This Python repository hosts the final source code related to my MSc thesis at the TU Delft, titled "Constructing a digital 3D road network for The Netherlands". The research proposal and the thesis itself are based in my LaTeX repository.

All planned features of the software have been implemented and tested, and the project has been concluded. The final thesis is now available in the LaTeX repository. Only minor modifications or additions are expected to the code from now on.

I packaged most functionality into one "module" called nbrs_generation.py. Almost all the features reside in the class nbrs_manager, to provide an interface that is easy to get familiar with for potential re-users. A set of processing functions were factored out into lib_shared.py to reduce clutter in the main module.

The documentation of the software is "inline", i.e. a comprehensive set of docstrings and comments are provided in the code. For a top-level description of how the interface is meant to be used, please see the docstring of the nbrs_manager class.
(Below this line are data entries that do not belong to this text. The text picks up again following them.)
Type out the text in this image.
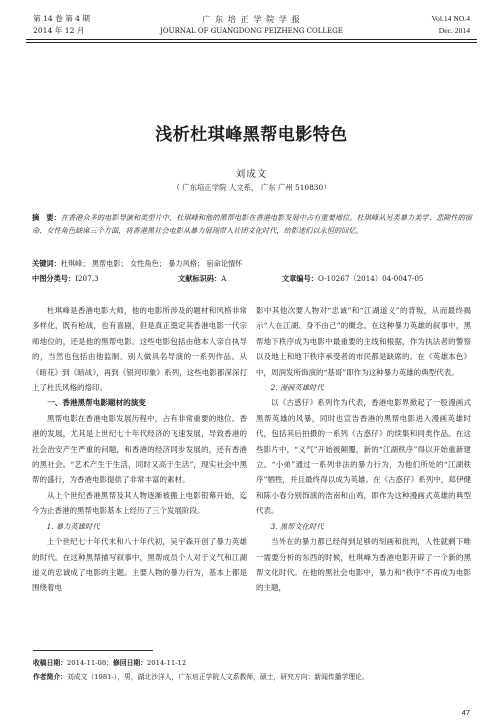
第 14 卷 第 4 期
2014 年 12 月
广 东 培 正 学 院 学 报
JOURNAL OF GUANGDONG PEIZHENG COLLEGE
Vol.14 NO.4
Dec. 2014
浅析杜琪峰黑帮电影特色
刘成文
（ 广东培正学院 人文系， 广东 广州 510830）
摘　要：在香港众多的电影导演和类型片中，杜琪峰和他的黑帮电影在香港电影发展中占有重要地位。杜琪峰从另类暴力美学、悲剧性的宿命、女性角色缺席三个方面，将香港黑社会电影从暴力展现带入社团文化时代，给影迷们以永恒的回忆。
关键词：杜琪峰； 黑帮电影； 女性角色； 暴力风格； 宿命论情怀
中图分类号：I207.3	文献标识码：A	文章编号：O-10267（2014）04-0047-05

杜琪峰是香港电影大师，他的电影所涉及的题材和风格非常多样化，既有枪战，也有喜剧，但是真正奠定其香港电影一代宗师地位的，还是他的黑帮电影。这些电影包括由他本人亲自执导的，当然也包括由他监制、别人做具名导演的一系列作品。从《暗花》到《暗战》，再到《银河印象》系列，这些电影都深深打上了杜氏风格的烙印。

一、香港黑帮电影题材的演变

黑帮电影在香港电影发展历程中，占有非常重要的地位。香港的发展，尤其是上世纪七十年代经济的飞速发展，导致香港的社会治安产生严重的问题，和香港的经济同步发展的，还有香港的黑社会。“艺术产生于生活，同时又高于生活”，现实社会中黑帮的盛行，为香港电影提供了非常丰富的素材。

从上个世纪香港黑帮及其人物逐渐被搬上电影银幕开始，迄今为止香港的黑帮电影基本上经历了三个发展阶段。

1. 暴力英雄时代

上个世纪七十年代末和八十年代初，吴宇森开创了暴力英雄的时代。在这种黑帮描写叙事中，黑帮成员个人对于义气和江湖道义的忠诚成了电影的主题。主要人物的暴力行为，基本上都是围绕着电

影中其他次要人物对“忠诚”和“江湖道义”的背叛，从而最终揭示“人在江湖、身不由己”的概念。在这种暴力英雄的叙事中，黑帮地下秩序成为电影中最重要的主线和根据，作为执法者的警察以及地上和地下秩序承受者的市民都是缺席的。在《英雄本色》中，周润发所饰演的“基哥”即作为这种暴力英雄的典型代表。

2. 漫画英雄时代

以《古惑仔》系列作为代表，香港电影界掀起了一股漫画式黑帮英雄的风暴，同时也宣告香港的黑帮电影进入漫画英雄时代，包括其后拍摄的一系列《古惑仔》的续集和同类作品。在这些影片中，“义气”开始被颠覆，新的“江湖秩序”得以开始重新建立。“小弟”通过一系列非法的暴力行为，为他们所处的“江湖秩序”牺牲，并且最终得以成为英雄。在《古惑仔》系列中，郑伊健和陈小春分别饰演的浩南和山鸡，即作为这种漫画式英雄的典型代表。

3. 黑帮文化时代

当外在的暴力都已经得到足够的刻画和批判，人性就剩下唯一需要分析的东西的时候，杜琪峰为香港电影开辟了一个新的黑帮文化时代。在他的黑社会电影中，暴力和“秩序”不再成为电影的主题，

收稿日期：2014-11-08；修回日期：2014-11-12
作者简介：刘成文（1981-），男，湖北沙洋人，广东培正学院人文系教师，硕士，研究方向：新闻传播学理论。
47
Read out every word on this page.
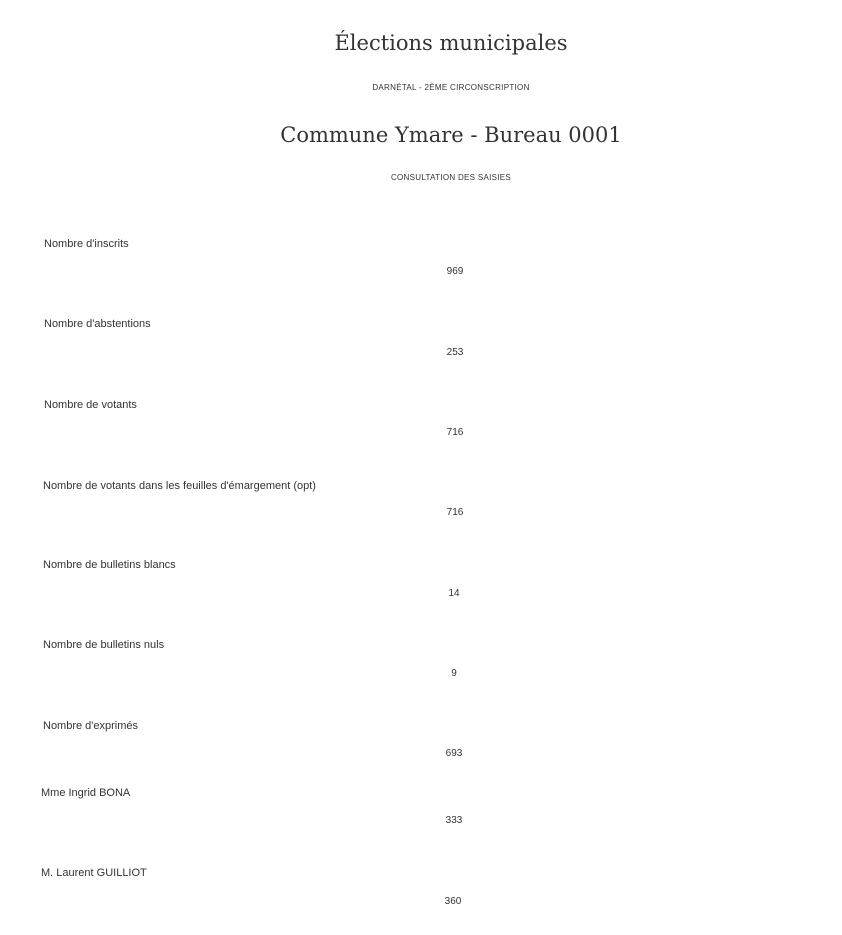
Élections municipales
DARNÉTAL - 2ÈME CIRCONSCRIPTION
Commune Ymare - Bureau 0001
CONSULTATION DES SAISIES
Nombre d'inscrits
969
Nombre d'abstentions
253
Nombre de votants
716
Nombre de votants dans les feuilles d'émargement (opt)
716
Nombre de bulletins blancs
14
Nombre de bulletins nuls
9
Nombre d'exprimés
693
Mme Ingrid BONA
333
M. Laurent GUILLIOT
360
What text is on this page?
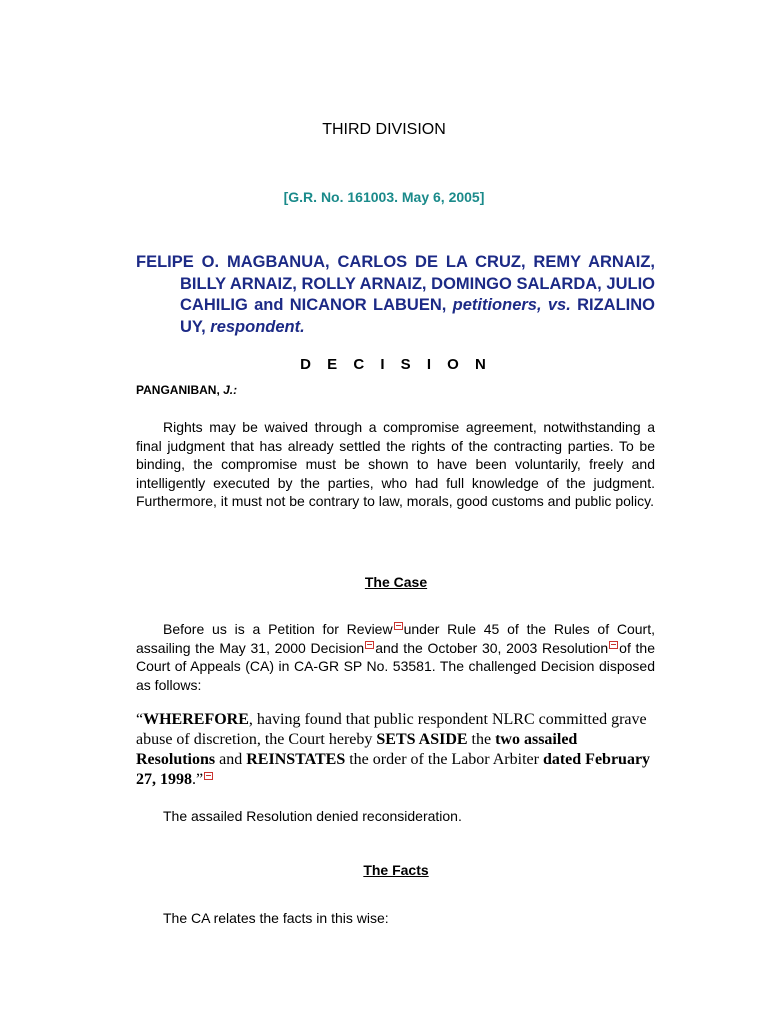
THIRD DIVISION
[G.R. No. 161003. May 6, 2005]

FELIPE O. MAGBANUA, CARLOS DE LA CRUZ, REMY ARNAIZ, BILLY ARNAIZ, ROLLY ARNAIZ, DOMINGO SALARDA, JULIO CAHILIG and NICANOR LABUEN, petitioners, vs. RIZALINO UY, respondent.

D E C I S I O N
PANGANIBAN, J.:
Rights may be waived through a compromise agreement, notwithstanding a final judgment that has already settled the rights of the contracting parties. To be binding, the compromise must be shown to have been voluntarily, freely and intelligently executed by the parties, who had full knowledge of the judgment. Furthermore, it must not be contrary to law, morals, good customs and public policy.
The Case
Before us is a Petition for Review under Rule 45 of the Rules of Court, assailing the May 31, 2000 Decision and the October 30, 2003 Resolution of the Court of Appeals (CA) in CA-GR SP No. 53581. The challenged Decision disposed as follows:
“WHEREFORE, having found that public respondent NLRC committed grave abuse of discretion, the Court hereby SETS ASIDE the two assailed Resolutions and REINSTATES the order of the Labor Arbiter dated February 27, 1998.”
The assailed Resolution denied reconsideration.
The Facts
The CA relates the facts in this wise:
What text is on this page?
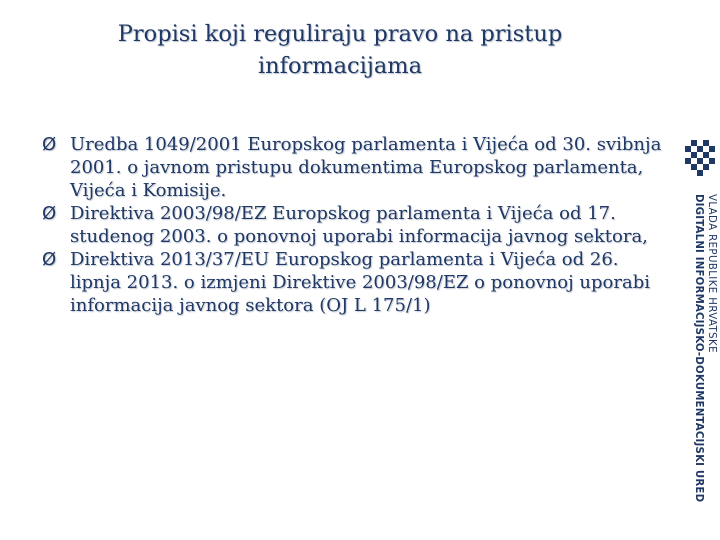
Propisi koji reguliraju pravo na pristup
informacijama
Ø Uredba 1049/2001 Europskog parlamenta i Vijeća od 30. svibnja 2001. o javnom pristupu dokumentima Europskog parlamenta, Vijeća i Komisije.
Ø Direktiva 2003/98/EZ Europskog parlamenta i Vijeća od 17. studenog 2003. o ponovnoj uporabi informacija javnog sektora,
Ø Direktiva 2013/37/EU Europskog parlamenta i Vijeća od 26. lipnja 2013. o izmjeni Direktive 2003/98/EZ o ponovnoj uporabi informacija javnog sektora (OJ L 175/1)	VLADA REPUBLIKE HRVATSKE
DIGITALNI INFORMACIJSKO-DOKUMENTACIJSKI URED
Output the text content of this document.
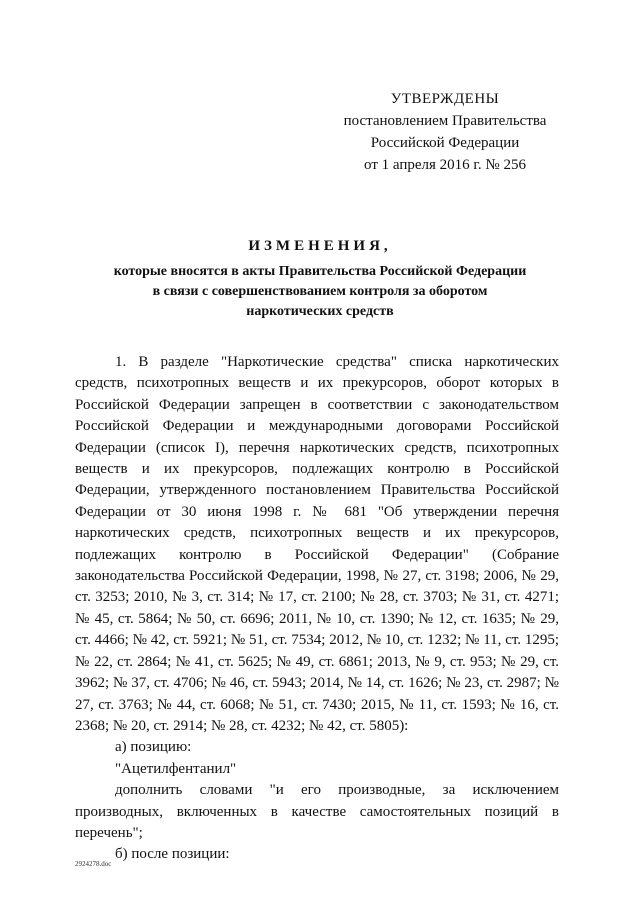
УТВЕРЖДЕНЫ
постановлением Правительства
Российской Федерации
от 1 апреля 2016 г. № 256
ИЗМЕНЕНИЯ,
которые вносятся в акты Правительства Российской Федерации
в связи с совершенствованием контроля за оборотом
наркотических средств

1. В разделе "Наркотические средства" списка наркотических средств, психотропных веществ и их прекурсоров, оборот которых в Российской Федерации запрещен в соответствии с законодательством Российской Федерации и международными договорами Российской Федерации (список I), перечня наркотических средств, психотропных веществ и их прекурсоров, подлежащих контролю в Российской Федерации, утвержденного постановлением Правительства Российской Федерации от 30 июня 1998 г. № 681 "Об утверждении перечня наркотических средств, психотропных веществ и их прекурсоров, подлежащих контролю в Российской Федерации" (Собрание законодательства Российской Федерации, 1998, № 27, ст. 3198; 2006, № 29, ст. 3253; 2010, № 3, ст. 314; № 17, ст. 2100; № 28, ст. 3703; № 31, ст. 4271; № 45, ст. 5864; № 50, ст. 6696; 2011, № 10, ст. 1390; № 12, ст. 1635; № 29, ст. 4466; № 42, ст. 5921; № 51, ст. 7534; 2012, № 10, ст. 1232; № 11, ст. 1295; № 22, ст. 2864; № 41, ст. 5625; № 49, ст. 6861; 2013, № 9, ст. 953; № 29, ст. 3962; № 37, ст. 4706; № 46, ст. 5943; 2014, № 14, ст. 1626; № 23, ст. 2987; № 27, ст. 3763; № 44, ст. 6068; № 51, ст. 7430; 2015, № 11, ст. 1593; № 16, ст. 2368; № 20, ст. 2914; № 28, ст. 4232; № 42, ст. 5805):

а) позицию:

"Ацетилфентанил"

дополнить словами "и его производные, за исключением производных, включенных в качестве самостоятельных позиций в перечень";

б) после позиции:

2924278.doc
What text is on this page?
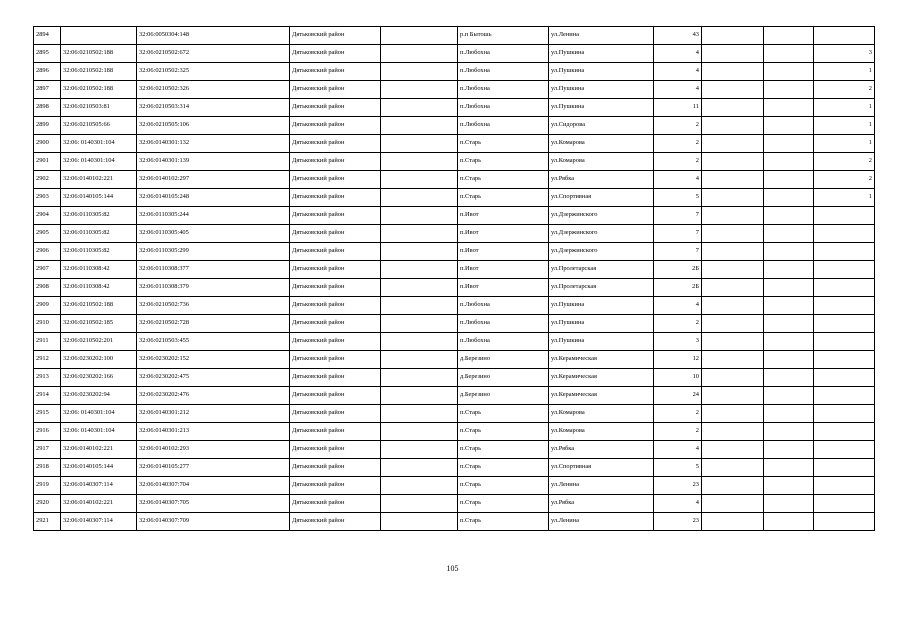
2894		32:06:0050304:148	Дятьковский район		р.п Бытошь	ул.Ленина	43			
2895	32:06:0210502:188	32:06:0210502:672	Дятьковский район		п.Любохна	ул.Пушкина	4			3
2896	32:06:0210502:188	32:06:0210502:325	Дятьковский район		п.Любохна	ул.Пушкина	4			1
2897	32:06:0210502:188	32:06:0210502:326	Дятьковский район		п.Любохна	ул.Пушкина	4			2
2898	32:06:0210503:81	32:06:0210503:314	Дятьковский район		п.Любохна	ул.Пушкина	11			1
2899	32:06:0210505:66	32:06:0210505:106	Дятьковский район		п.Любохна	ул.Сидорова	2			1
2900	32:06: 0140301:104	32:06:0140301:132	Дятьковский район		п.Старь	ул.Комарова	2			1
2901	32:06: 0140301:104	32:06:0140301:139	Дятьковский район		п.Старь	ул.Комарова	2			2
2902	32:06:0140102:221	32:06:0140102:297	Дятьковский район		п.Старь	ул.Рябка	4			2
2903	32:06:0140105:144	32:06:0140105:248	Дятьковский район		п.Старь	ул.Спортивная	5			1
2904	32:06:0110305:82	32:06:0110305:244	Дятьковский район		п.Ивот	ул.Дзержинского	7			
2905	32:06:0110305:82	32:06:0110305:405	Дятьковский район		п.Ивот	ул.Дзержинского	7			
2906	32:06:0110305:82	32:06:0110305:299	Дятьковский район		п.Ивот	ул.Дзержинского	7			
2907	32:06:0110308:42	32:06:0110308:377	Дятьковский район		п.Ивот	ул.Пролетарская	2Б			
2908	32:06:0110308:42	32:06:0110308:379	Дятьковский район		п.Ивот	ул.Пролетарская	2Б			
2909	32:06:0210502:188	32:06:0210502:736	Дятьковский район		п.Любохна	ул.Пушкина	4			
2910	32:06:0210502:185	32:06:0210502:728	Дятьковский район		п.Любохна	ул.Пушкина	2			
2911	32:06:0210502:201	32:06:0210503:455	Дятьковский район		п.Любохна	ул.Пушкина	3			
2912	32:06:0230202:100	32:06:0230202:152	Дятьковский район		д.Березино	ул.Керамическая	12			
2913	32:06:0230202:166	32:06:0230202:475	Дятьковский район		д.Березино	ул.Керамическая	10			
2914	32:06:0230202:94	32:06:0230202:476	Дятьковский район		д.Березино	ул.Керамическая	24			
2915	32:06: 0140301:104	32:06:0140301:212	Дятьковский район		п.Старь	ул.Комарова	2			
2916	32:06: 0140301:104	32:06:0140301:213	Дятьковский район		п.Старь	ул.Комарова	2			
2917	32:06:0140102:221	32:06:0140102:293	Дятьковский район		п.Старь	ул.Рябка	4			
2918	32:06:0140105:144	32:06:0140105:277	Дятьковский район		п.Старь	ул.Спортивная	5			
2919	32:06:0140307:114	32:06:0140307:704	Дятьковский район		п.Старь	ул.Ленина	23			
2920	32:06:0140102:221	32:06:0140307:705	Дятьковский район		п.Старь	ул.Рябка	4			
2921	32:06:0140307:114	32:06:0140307:709	Дятьковский район		п.Старь	ул.Ленина	23			
105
Sample inputs and outputs can be downloaded from here. They were all generated using the example code provided at the end of nbrs_generation.py (the code that runs if the file itself is run). The files were compressed into a 7-Zip file (not conventional Zip), because of their considerable size. The size of the 7-Zip archive is about 2Gb. All inputs and outputs (including intermediate results) are included for all testing datasets listed in Section 4.1.2 of the P4 report. Output files based on active contour optimisation are only included for the datasets C_20BN1, C_37HN2 and C_39CZ1. Outputs tagged _conts at the end of their file names are active contour optimisation-based versions of their normal counterparts. To visualise attractor maps, I recommend using minimum and maximum bounds of 0.998 and 1 respectively.

Note that some LineStrings in the output may have all-NaN elevations and empty Lidar subclouds. This is due to issues with how the Lidar input files were produced; some NBRS extend beyond the boundaries of the relevant AHN3 tiles and can therefore not be associated with elevations. This issue bears no relevance to the implementation's effectiveness.

This work is licensed under an MIT license.